Google's Gmail 'Not a hoax'
By Steve Malone
Posted on 2 Apr 2004 at 10:24
Well, it's 2 April and the story which had the entire Internet buzzing yesterday, seems to be true. Google will be launching its own email service with 1GB of storage and the ability to search all past emails. To pay for this, Google will automatically scan emails for keywords and place contextual ads in the client.
Jonathan Rosenberg, Google's vice president of products is reported as saying that Gmail 'is not a hoax'.
The announcement has been seen as taking the battle to Yahoo and Microsoft. Both companies have set their sights on taking the search engine crown from Google and who also have thriving businesses with free email: Yahoo with some 52 million subscribers and Microsoft Hotmail with 45 million. The big selling point for Google is the 1GB of storage space compared with say the 4MB of Yahoo Mail.

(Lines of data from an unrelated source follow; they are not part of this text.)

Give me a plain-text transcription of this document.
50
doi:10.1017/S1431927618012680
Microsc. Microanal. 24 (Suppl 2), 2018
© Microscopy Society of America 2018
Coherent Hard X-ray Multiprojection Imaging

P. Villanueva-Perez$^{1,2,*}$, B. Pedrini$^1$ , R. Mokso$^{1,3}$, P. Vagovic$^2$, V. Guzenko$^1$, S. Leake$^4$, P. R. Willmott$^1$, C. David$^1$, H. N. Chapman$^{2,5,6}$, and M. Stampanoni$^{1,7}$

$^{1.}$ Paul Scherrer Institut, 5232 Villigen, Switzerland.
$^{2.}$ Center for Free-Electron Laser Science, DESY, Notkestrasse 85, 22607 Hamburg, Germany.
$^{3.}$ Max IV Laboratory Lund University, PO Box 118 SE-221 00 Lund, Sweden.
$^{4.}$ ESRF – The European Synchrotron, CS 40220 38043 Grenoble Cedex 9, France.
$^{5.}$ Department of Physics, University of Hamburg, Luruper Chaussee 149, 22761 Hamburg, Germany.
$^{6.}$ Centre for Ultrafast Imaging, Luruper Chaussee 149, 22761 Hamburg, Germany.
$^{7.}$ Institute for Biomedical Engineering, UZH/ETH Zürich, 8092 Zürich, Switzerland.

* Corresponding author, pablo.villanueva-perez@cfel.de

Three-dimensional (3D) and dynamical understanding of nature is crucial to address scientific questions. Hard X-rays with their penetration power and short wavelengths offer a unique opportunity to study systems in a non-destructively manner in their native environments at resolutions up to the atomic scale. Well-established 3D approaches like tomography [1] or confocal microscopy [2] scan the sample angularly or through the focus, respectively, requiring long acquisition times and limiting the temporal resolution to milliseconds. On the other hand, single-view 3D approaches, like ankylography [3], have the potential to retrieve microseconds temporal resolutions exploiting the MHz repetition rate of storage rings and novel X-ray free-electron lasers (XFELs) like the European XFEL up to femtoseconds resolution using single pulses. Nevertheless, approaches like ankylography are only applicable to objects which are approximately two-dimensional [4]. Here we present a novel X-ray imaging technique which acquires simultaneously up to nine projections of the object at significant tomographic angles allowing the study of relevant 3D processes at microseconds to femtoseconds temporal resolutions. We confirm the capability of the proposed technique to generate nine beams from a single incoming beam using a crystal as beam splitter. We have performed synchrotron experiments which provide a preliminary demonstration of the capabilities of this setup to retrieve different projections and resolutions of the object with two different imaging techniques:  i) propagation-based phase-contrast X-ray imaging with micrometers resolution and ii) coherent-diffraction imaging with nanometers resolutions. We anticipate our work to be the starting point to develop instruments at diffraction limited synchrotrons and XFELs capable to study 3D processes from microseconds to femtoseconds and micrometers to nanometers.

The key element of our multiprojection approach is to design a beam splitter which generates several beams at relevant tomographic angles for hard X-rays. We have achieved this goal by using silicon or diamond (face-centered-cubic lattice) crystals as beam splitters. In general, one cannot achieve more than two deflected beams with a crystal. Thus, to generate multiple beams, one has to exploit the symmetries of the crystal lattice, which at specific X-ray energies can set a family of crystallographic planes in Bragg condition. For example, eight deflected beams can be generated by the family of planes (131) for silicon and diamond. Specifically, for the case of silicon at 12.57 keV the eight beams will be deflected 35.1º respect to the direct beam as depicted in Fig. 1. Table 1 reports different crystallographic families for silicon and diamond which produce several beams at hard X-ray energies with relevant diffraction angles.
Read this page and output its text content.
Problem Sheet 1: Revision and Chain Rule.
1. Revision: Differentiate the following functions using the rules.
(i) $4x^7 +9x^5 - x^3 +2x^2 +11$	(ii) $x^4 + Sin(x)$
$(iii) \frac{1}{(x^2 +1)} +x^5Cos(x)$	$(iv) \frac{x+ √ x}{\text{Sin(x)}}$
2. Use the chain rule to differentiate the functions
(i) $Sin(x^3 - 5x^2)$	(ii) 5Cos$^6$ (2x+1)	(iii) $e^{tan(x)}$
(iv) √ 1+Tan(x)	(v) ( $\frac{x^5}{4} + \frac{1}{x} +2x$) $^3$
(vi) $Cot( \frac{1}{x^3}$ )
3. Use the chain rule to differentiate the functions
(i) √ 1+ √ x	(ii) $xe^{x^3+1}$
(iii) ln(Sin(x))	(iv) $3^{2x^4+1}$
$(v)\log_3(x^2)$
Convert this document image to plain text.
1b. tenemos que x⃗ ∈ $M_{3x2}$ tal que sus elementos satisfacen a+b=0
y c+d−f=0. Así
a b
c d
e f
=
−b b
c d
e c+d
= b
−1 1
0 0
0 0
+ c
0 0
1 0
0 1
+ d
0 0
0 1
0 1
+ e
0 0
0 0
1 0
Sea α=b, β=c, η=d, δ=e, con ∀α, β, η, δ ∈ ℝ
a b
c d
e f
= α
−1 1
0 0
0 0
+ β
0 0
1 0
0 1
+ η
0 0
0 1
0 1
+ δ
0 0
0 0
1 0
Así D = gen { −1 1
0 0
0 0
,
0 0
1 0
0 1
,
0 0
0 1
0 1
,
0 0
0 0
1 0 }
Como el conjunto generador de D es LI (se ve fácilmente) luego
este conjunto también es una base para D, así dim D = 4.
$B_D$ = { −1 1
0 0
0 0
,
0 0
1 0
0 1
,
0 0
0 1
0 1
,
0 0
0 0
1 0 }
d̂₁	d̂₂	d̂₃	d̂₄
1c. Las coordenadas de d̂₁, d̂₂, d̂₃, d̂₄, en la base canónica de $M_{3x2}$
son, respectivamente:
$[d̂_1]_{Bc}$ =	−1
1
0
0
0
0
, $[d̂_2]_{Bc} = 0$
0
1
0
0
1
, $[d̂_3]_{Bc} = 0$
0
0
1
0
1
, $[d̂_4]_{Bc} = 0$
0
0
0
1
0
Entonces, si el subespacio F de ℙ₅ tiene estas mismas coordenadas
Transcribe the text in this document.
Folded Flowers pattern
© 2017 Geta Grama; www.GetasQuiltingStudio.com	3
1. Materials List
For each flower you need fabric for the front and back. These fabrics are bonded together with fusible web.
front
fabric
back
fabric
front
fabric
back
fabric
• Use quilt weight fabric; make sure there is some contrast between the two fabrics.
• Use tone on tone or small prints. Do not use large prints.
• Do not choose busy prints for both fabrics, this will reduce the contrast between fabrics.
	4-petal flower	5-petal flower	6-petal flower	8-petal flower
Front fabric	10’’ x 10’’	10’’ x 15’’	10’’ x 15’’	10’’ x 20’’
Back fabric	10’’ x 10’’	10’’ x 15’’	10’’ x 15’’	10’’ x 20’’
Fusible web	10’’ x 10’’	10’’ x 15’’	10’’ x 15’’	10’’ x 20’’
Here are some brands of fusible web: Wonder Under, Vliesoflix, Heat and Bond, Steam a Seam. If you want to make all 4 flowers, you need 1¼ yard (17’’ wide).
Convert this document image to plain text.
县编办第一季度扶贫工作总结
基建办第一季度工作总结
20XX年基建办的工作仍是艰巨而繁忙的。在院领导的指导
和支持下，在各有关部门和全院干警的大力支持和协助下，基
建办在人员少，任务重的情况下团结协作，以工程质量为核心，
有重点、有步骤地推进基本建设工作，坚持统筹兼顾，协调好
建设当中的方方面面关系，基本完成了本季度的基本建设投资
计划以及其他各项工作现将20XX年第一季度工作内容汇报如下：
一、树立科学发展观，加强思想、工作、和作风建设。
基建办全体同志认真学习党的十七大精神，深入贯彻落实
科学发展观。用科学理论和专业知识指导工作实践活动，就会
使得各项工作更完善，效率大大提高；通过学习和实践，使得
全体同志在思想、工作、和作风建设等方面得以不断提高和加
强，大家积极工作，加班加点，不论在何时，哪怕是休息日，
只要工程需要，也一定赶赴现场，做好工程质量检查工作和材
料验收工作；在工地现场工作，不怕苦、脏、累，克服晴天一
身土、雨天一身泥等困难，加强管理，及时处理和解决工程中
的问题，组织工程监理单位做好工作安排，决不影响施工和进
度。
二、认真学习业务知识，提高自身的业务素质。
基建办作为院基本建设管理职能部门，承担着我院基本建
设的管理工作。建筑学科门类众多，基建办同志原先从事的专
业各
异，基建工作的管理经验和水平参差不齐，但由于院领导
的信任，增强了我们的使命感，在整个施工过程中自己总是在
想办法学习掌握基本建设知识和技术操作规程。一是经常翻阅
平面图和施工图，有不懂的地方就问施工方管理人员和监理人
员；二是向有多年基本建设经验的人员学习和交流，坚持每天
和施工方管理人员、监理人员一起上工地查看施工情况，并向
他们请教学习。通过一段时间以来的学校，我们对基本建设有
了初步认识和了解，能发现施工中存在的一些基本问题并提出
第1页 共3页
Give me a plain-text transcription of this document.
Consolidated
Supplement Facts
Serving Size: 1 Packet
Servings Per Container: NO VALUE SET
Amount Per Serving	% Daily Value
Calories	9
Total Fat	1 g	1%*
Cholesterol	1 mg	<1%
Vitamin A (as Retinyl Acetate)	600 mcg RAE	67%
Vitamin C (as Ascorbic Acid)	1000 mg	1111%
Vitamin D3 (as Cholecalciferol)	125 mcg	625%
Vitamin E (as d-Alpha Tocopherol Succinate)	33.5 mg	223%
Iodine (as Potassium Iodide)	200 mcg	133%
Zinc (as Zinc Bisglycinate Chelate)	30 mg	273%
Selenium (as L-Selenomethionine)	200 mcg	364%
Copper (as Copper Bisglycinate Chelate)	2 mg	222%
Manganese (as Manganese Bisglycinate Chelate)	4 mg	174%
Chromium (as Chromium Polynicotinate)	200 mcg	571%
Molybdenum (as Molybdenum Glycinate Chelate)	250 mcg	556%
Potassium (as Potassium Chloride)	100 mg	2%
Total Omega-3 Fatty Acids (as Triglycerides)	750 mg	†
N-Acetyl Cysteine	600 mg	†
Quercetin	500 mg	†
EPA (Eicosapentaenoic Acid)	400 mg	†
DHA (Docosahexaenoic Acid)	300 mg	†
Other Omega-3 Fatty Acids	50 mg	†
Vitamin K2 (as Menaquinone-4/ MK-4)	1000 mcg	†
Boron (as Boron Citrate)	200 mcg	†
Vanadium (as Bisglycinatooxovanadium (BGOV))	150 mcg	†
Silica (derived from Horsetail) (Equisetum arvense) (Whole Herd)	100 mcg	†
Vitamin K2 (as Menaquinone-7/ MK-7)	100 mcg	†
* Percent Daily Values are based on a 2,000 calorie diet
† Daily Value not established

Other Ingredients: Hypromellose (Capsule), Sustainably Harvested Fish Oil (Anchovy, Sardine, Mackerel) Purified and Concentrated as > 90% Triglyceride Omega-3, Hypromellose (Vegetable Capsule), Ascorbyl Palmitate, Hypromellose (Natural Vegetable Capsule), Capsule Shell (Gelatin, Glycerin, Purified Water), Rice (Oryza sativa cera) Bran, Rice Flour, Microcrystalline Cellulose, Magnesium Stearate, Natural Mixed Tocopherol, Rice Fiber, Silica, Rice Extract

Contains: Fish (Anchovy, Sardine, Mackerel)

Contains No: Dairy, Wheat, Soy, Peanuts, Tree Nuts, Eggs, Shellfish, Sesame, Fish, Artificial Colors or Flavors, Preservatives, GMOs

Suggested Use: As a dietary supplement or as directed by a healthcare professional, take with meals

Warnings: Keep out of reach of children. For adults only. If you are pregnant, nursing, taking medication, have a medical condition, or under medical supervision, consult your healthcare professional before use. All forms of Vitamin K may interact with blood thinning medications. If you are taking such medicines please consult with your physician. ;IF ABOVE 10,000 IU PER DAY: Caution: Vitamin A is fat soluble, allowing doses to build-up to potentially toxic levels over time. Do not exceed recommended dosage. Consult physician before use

Although on the face of it, it sounds mind boggling that Google can see itself with say 30 million subscribers each with a bulging mailbox of 1GB, this is unlikely to be the case for some considerable time by which time storage costs will have come down - at least that is what Google is counting on. Also, while many Hotmail and Yahoo users complain about the limited storage on their free accounts, in truth very few people will be wanting to store anything like 1GB in the short term and probably 20-30MB is more likely to be the norm.
More troubling for many is the thought of Google 'reading' your email and placing contextual ads around them - they won't be embedded in the email itself like a signature. At least not yet anyway. To be honest though, ISPs already 'read' emails as part of the spam filtering process, so in effect there is little difference. However, the perception that their email is being read may put off some users.
The perception of Google as Big Brother is likely to be biggest threat to the success of the service - assuming Google has tied up all the relevant patents and other IP claims. In theory, the Google cookie can not only store your search habits, your geographical location, it could even work out how much you spend online through tracking invoices.
A whole new industry is about to spring up around the idea of contextual ads alongside emails. Advertisers and their new generation of "Email Optimisers" will think long and hard about which words are mostly likely to pop up in emails and bid on the likeliest keywords. Most troubling for email marketers is what happens when you send an email to a subscriber offering a service? Will a competitor's ad pop up alongside your message?
That said - and it's impossible to say at this stage - these ads are likely to have a poorer click through rate than average as readers won't really be in a buying/researching frame of mind when looking at the email. But that never stopped the spammers.
And of course, Gmail could offer all kinds of opportunites for spammers. While Google has assured potential subscribers that the service will offer spam filters, the chance to send bigger emails with embedded video which may be simply ignored rather than deleted and allowed to lurk forever and perhaps pop again under some future search is likely to be irresistible to spammers.
As with its entry into the search business, Google is about to transform the web based email industry. Executives at Yahoo and MSN will be hurrying back to their business plans and come up with a response even at the cost of reduced margins as their 'premium' extra storage email services suddenly look like a weak joke.